По информации исследователей, Raindrop применялся злоумышленниками на последних этапах атаки и был развернут только в сетях нескольких избранных целей (было найдено лишь четыре образца малвари).
Напомню, что компания SolarWinds, которая разрабатывает для предприятий ПО, помогающее управлять их сетями, системами и инфраструктурой, подверглась взлому в середине 2019 года, и эту атаку на цепочку поставок приписывают предположительно русскоязычной хак-группе, которую ИБ-эксперты отслеживают под названиями StellarParticle (CrowdStrike), UNC2452 (FireEye) и Dark Halo (Volexity).
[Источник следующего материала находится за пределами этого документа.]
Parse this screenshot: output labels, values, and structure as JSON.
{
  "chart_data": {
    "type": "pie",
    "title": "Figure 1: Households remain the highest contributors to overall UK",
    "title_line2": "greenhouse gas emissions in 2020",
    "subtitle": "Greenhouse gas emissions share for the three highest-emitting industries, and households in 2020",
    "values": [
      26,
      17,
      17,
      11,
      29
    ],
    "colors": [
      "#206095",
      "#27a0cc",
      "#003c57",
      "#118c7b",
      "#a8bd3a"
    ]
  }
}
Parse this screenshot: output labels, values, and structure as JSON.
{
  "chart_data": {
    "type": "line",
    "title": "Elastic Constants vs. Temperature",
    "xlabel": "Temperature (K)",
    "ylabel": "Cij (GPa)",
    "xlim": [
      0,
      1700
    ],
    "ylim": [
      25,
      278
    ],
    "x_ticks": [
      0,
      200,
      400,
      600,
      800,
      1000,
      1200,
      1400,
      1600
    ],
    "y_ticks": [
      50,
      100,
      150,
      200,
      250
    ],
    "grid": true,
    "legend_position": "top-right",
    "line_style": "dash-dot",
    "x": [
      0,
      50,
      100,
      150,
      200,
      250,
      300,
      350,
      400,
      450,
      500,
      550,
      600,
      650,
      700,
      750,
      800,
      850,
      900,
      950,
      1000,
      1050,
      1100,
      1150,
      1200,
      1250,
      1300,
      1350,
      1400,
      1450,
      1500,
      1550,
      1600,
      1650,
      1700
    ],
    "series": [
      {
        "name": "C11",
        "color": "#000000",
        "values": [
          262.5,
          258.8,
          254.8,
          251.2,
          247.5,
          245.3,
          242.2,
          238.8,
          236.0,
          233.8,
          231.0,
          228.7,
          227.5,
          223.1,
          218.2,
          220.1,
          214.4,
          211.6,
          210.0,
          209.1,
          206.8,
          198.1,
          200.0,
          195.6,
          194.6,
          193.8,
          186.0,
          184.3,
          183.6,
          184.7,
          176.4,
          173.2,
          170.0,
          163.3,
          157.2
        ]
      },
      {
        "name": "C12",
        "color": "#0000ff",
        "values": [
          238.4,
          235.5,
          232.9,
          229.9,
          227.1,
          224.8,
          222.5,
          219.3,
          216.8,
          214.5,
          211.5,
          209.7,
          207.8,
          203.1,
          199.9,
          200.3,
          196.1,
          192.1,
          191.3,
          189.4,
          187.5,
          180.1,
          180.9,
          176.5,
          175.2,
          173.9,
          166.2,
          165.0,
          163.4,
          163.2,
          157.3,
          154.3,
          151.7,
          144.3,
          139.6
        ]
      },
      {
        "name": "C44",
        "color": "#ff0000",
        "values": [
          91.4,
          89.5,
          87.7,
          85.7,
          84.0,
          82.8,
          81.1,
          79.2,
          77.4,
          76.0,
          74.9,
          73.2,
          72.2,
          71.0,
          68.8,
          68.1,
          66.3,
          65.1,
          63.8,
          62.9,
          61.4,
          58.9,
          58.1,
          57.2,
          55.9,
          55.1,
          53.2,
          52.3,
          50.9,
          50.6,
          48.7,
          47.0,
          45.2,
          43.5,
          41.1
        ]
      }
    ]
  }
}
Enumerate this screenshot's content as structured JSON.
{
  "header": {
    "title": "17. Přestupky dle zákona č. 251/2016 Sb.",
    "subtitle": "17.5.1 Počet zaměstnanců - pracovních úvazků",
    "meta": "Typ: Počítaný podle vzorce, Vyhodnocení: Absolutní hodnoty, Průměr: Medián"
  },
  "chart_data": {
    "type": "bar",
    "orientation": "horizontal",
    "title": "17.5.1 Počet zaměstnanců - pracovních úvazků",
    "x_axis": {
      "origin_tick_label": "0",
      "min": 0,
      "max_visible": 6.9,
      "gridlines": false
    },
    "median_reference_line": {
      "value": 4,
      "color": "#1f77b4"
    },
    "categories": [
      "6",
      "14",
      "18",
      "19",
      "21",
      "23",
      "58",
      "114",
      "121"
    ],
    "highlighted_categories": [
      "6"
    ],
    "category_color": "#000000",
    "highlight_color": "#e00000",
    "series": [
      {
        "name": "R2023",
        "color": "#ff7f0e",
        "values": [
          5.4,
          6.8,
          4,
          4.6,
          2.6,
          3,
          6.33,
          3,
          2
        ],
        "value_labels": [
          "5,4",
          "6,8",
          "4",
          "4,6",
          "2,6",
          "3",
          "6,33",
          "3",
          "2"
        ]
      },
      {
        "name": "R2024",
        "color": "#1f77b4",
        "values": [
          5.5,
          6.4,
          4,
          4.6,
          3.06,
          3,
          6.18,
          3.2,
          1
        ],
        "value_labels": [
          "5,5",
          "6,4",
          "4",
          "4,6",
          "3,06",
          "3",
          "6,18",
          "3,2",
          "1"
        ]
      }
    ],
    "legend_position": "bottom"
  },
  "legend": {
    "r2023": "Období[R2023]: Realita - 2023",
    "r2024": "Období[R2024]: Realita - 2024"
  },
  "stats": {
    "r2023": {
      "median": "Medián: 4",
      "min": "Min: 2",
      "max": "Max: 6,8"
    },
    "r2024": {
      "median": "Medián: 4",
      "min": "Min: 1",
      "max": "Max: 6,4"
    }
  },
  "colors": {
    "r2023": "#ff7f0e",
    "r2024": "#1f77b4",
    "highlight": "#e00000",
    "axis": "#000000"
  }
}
Проникнув в сеть SolarWinds, злоумышленники снабдили платформу Orion, предназначенную для централизованного мониторинга и управления, вредоносным обновлением. В результате множество клиентов SolarWinds установили зараженную версию платформы и, сами того не зная, впустили хакеров в свои сети. Среди пострадавших числятся такие гиганты, как Microsoft, Cisco, FireEye, а также множество правительственных агентств США, включая Госдеп и Национальное управление по ядерной безопасности.
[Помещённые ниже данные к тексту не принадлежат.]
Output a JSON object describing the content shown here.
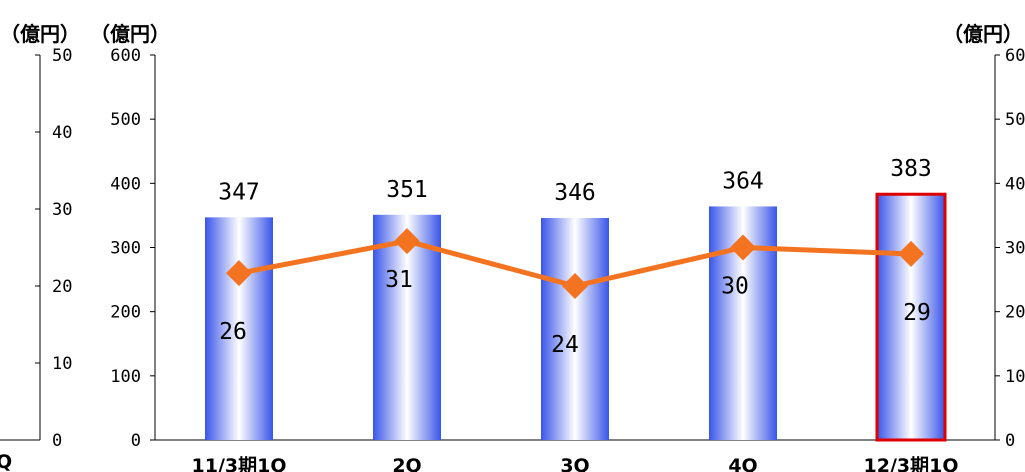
{
  "units": {
    "far_left": "（億円）",
    "left": "（億円）",
    "right": "（億円）"
  },
  "colors": {
    "bar_gradient_edge": "#3a55e8",
    "bar_gradient_center": "#ffffff",
    "highlight_border": "#e00000",
    "line": "#f47320",
    "axis": "#000000"
  },
  "chart_data": {
    "type": "bar",
    "categories": [
      "11/3期1Q",
      "2Q",
      "3Q",
      "4Q",
      "12/3期1Q"
    ],
    "series": [
      {
        "type": "bar",
        "axis": "left",
        "values": [
          347,
          351,
          346,
          364,
          383
        ],
        "highlight_index": 4
      },
      {
        "type": "line",
        "axis": "right",
        "marker": "diamond",
        "values": [
          26,
          31,
          24,
          30,
          29
        ]
      }
    ],
    "axes": {
      "left": {
        "ylim": [
          0,
          600
        ],
        "ticks": [
          "0",
          "100",
          "200",
          "300",
          "400",
          "500",
          "600"
        ]
      },
      "far_left": {
        "ylim": [
          0,
          50
        ],
        "ticks": [
          "0",
          "10",
          "20",
          "30",
          "40",
          "50"
        ]
      },
      "right": {
        "ylim": [
          0,
          60
        ],
        "ticks": [
          "0",
          "10",
          "20",
          "30",
          "40",
          "50",
          "60"
        ]
      }
    },
    "legend": "none",
    "grid": false,
    "partial_left_category": "Q"
  }
}
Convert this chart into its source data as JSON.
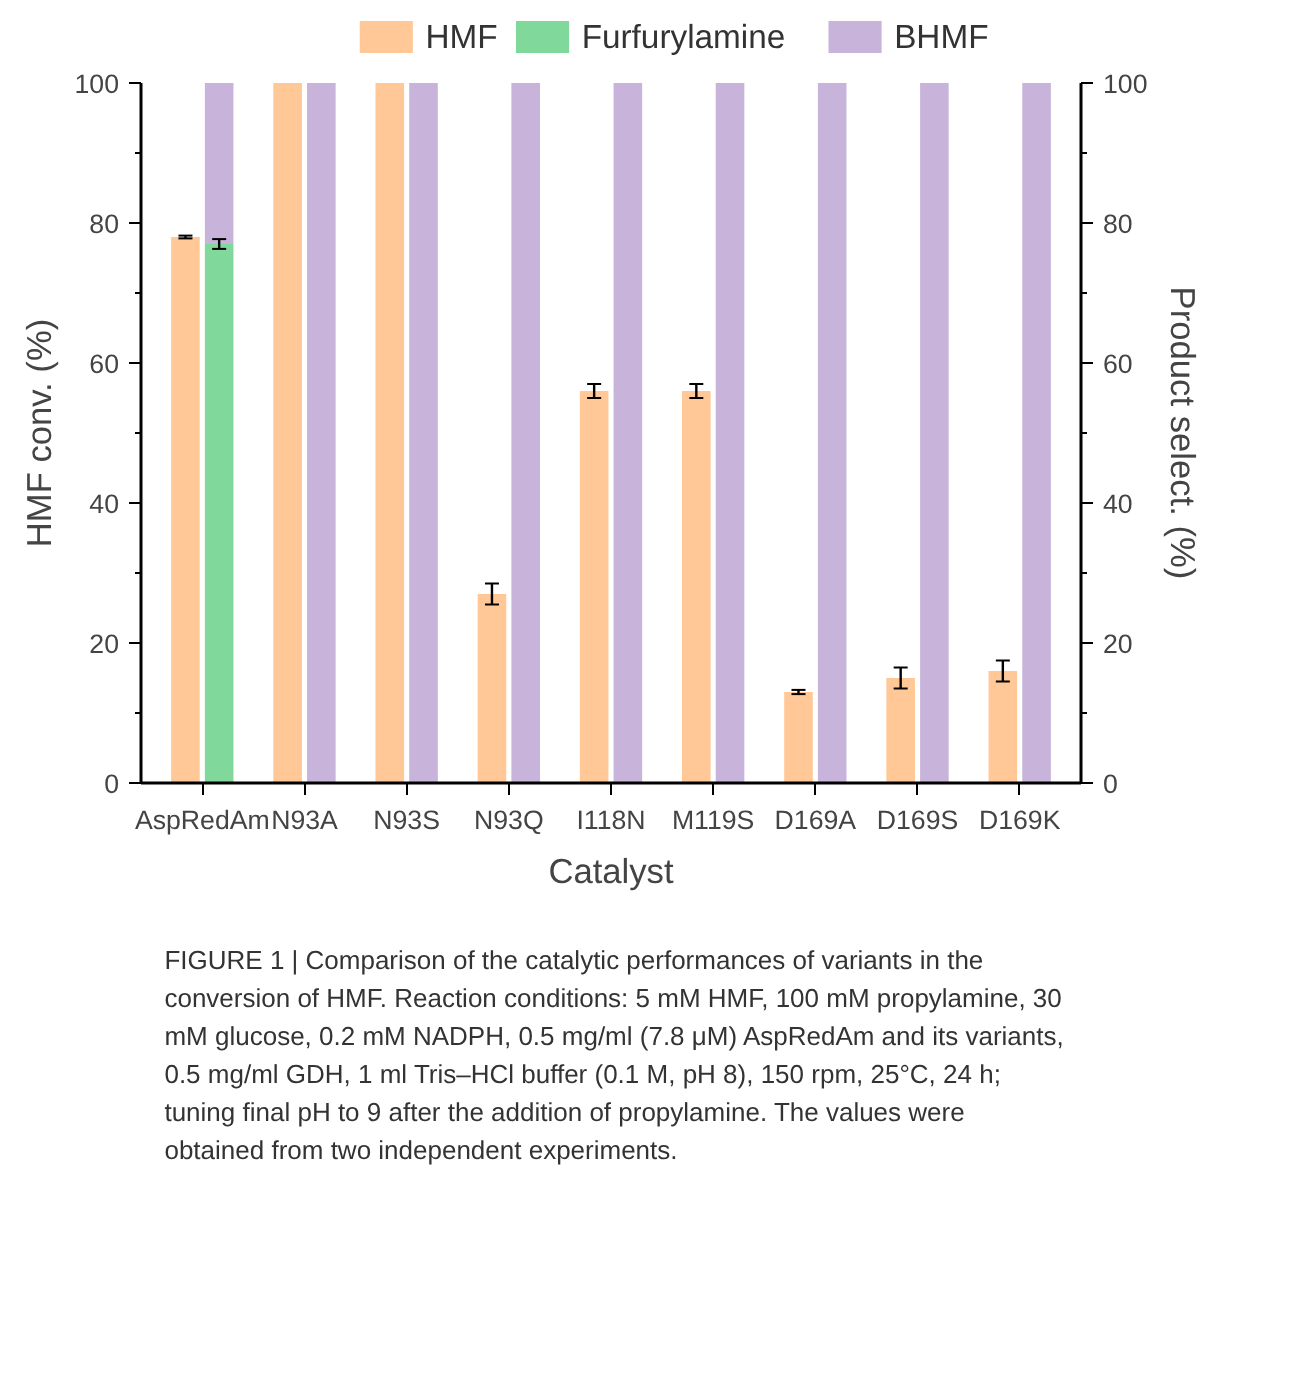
{
  "chart_data": {
    "type": "bar",
    "xlabel": "Catalyst",
    "ylabel": "HMF conv. (%)",
    "y2label": "Product select. (%)",
    "categories": [
      "AspRedAm",
      "N93A",
      "N93S",
      "N93Q",
      "I118N",
      "M119S",
      "D169A",
      "D169S",
      "D169K"
    ],
    "series": [
      {
        "name": "HMF",
        "color": "#ffc896",
        "values": [
          78,
          100,
          100,
          27,
          56,
          56,
          13,
          15,
          16
        ],
        "errors": [
          0.2,
          null,
          null,
          1.5,
          1,
          1,
          0.3,
          1.5,
          1.5
        ]
      },
      {
        "name": "Furfurylamine",
        "color": "#80d89a",
        "axis": "y2",
        "values": [
          77,
          null,
          null,
          null,
          null,
          null,
          null,
          null,
          null
        ],
        "errors": [
          0.7,
          null,
          null,
          null,
          null,
          null,
          null,
          null,
          null
        ]
      },
      {
        "name": "BHMF",
        "color": "#c8b4da",
        "axis": "y2",
        "values": [
          23,
          100,
          100,
          100,
          100,
          100,
          100,
          100,
          100
        ]
      }
    ],
    "stacked": true,
    "ylim": [
      0,
      100
    ],
    "yticks": [
      0,
      {
        "value": 10,
        "label": null
      },
      20,
      {
        "value": 30,
        "label": null
      },
      40,
      {
        "value": 50,
        "label": null
      },
      60,
      {
        "value": 70,
        "label": null
      },
      80,
      {
        "value": 90,
        "label": null
      },
      100
    ],
    "y2lim": [
      0,
      100
    ],
    "y2ticks": [
      0,
      {
        "value": 10,
        "label": null
      },
      20,
      {
        "value": 30,
        "label": null
      },
      40,
      {
        "value": 50,
        "label": null
      },
      60,
      {
        "value": 70,
        "label": null
      },
      80,
      {
        "value": 90,
        "label": null
      },
      100
    ],
    "legend": "top",
    "grid": false,
    "annotations": [
      "FIGURE 1 | Comparison of the catalytic performances of variants in the conversion of HMF. Reaction conditions: 5 mM HMF, 100 mM propylamine, 30 mM glucose, 0.2 mM NADPH, 0.5 mg/ml (7.8 μM) AspRedAm and its variants, 0.5 mg/ml GDH, 1 ml Tris–HCl buffer (0.1 M, pH 8), 150 rpm, 25°C, 24 h; tuning final pH to 9 after the addition of propylamine. The values were obtained from two independent experiments."
    ]
  }
}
Как ранее стало известно из отчетов ИБ-экспертов, сначала атакующие развернули в сети SolarWinds малварь Sunspot. Аналитики компании CrowdStrike писали, что этот вредонос использовался для внедрения в код Orion бэкдора Sunburst. Зараженные версии Orion оставались незамеченными и были активны в период с марта по июнь 2020 года, а компании-пользователи Orion оказались скомпрометированы. Согласно официальным данным, среди 300 000 клиентов SolarWinds только 33 000 использовали Orion, а зараженная версия платформы была установлена примерно у 18 000 клиентов. При этом хакеры развивали свою атаку далее лишь в редких случаях, тщательно выбирая среди пострадавших крупные цели.
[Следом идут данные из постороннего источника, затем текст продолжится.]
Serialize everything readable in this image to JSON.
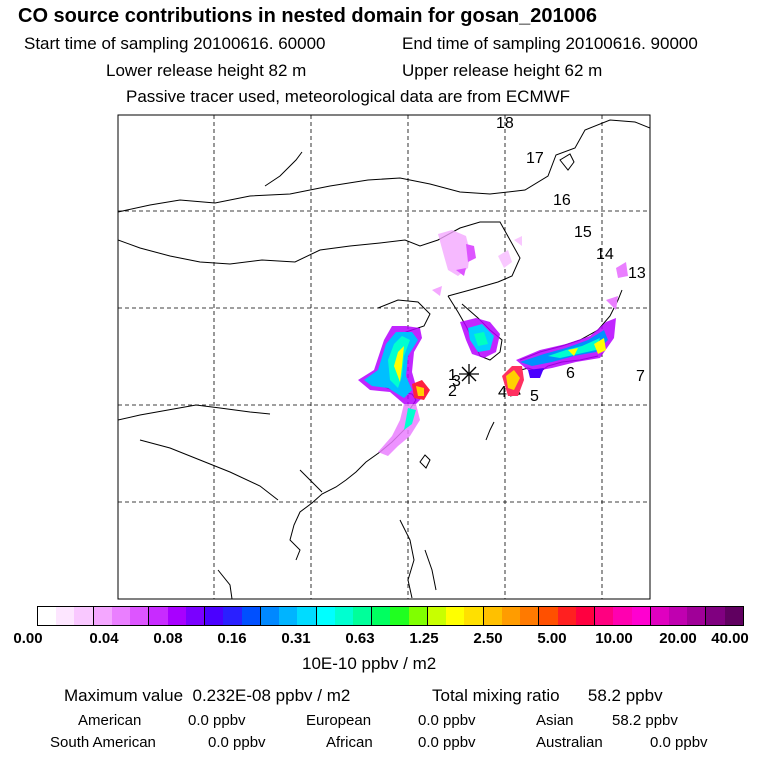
{
  "header": {
    "title": "CO  source contributions in nested domain for gosan_201006",
    "start_time": "Start time of sampling 20100616. 60000",
    "end_time": "End time of sampling 20100616. 90000",
    "lower_height": "Lower release height   82 m",
    "upper_height": "Upper release height   62 m",
    "tracer_note": "Passive tracer used, meteorological data are from ECMWF"
  },
  "map": {
    "trajectory_labels": [
      "1",
      "2",
      "3",
      "4",
      "5",
      "6",
      "7",
      "13",
      "14",
      "15",
      "16",
      "17",
      "18"
    ]
  },
  "colorbar": {
    "ticks": [
      "0.00",
      "0.04",
      "0.08",
      "0.16",
      "0.31",
      "0.63",
      "1.25",
      "2.50",
      "5.00",
      "10.00",
      "20.00",
      "40.00"
    ],
    "colors": [
      "#ffffff",
      "#fde6ff",
      "#f9c8ff",
      "#f4a7ff",
      "#ea7fff",
      "#dd55ff",
      "#c82bff",
      "#a800ff",
      "#7a00ff",
      "#4b00ff",
      "#2a20ff",
      "#0050ff",
      "#0088ff",
      "#00b4ff",
      "#00dcff",
      "#00ffff",
      "#00ffd0",
      "#00ff9a",
      "#00ff60",
      "#20ff20",
      "#80ff00",
      "#c8ff00",
      "#ffff00",
      "#ffe000",
      "#ffc000",
      "#ff9c00",
      "#ff7a00",
      "#ff5000",
      "#ff2020",
      "#ff0040",
      "#ff0080",
      "#ff00b0",
      "#ff00d0",
      "#e000c0",
      "#c000b0",
      "#a00098",
      "#800080",
      "#600060"
    ],
    "units": "10E-10 ppbv / m2"
  },
  "summary": {
    "max_label": "Maximum value",
    "max_value": "0.232E-08 ppbv / m2",
    "total_label": "Total mixing ratio",
    "total_value": "58.2 ppbv",
    "regions": [
      {
        "name": "American",
        "value": "0.0 ppbv"
      },
      {
        "name": "European",
        "value": "0.0 ppbv"
      },
      {
        "name": "Asian",
        "value": "58.2 ppbv"
      },
      {
        "name": "South American",
        "value": "0.0 ppbv"
      },
      {
        "name": "African",
        "value": "0.0 ppbv"
      },
      {
        "name": "Australian",
        "value": "0.0 ppbv"
      }
    ]
  }
}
Sunburst сам по себе не был особенно сложным, он лишь собирал информацию о зараженной сети и передавал эти данные на удаленный сервер. Если в итоге операторы малвари решали, что жертва является перспективной целью для развития атаки, они удаляли Sunburst и заменяли его на более мощный бэкдор-троян Teardrop.
Но как теперь сообщает компания Symantec, в некоторых случаях атакующие предпочитали использовать малварь Raindrop, а не Teardrop. Оба бэкдора имеют схожую функциональность и характеризуются исследователями как «загрузчик для маяка Cobalt Strike», то есть они применялись злоумышленниками для расширения доступа внутри взломанной сети. Впрочем, у Raindrop и Teardrop есть и различия, которые исследователи перечисляют в приведенной ниже таблице.
Отличался и способ развертывания вредоносов. Так, широко используемый бэкдор Teardrop устанавливался непосредственно малварью Sunburst, тогда как Raindrop появился в системах жертв, где тоже был установлен Sunburst, таинственным образом, то есть у экспертов нет прямых доказательств того, что именно Sunburst инициировал его установку. Нужно сказать, что ранее в отчетах специалистов уже упоминалось, что Sunburst применялся для запуска различных бесфайловых PowerShell-пелоадов, многие из которых почти не оставляли следов на зараженных хостах. Можно предположить, что загадочное «появление» Raindrop в системах пострадавших как раз являлось результатом этих операций.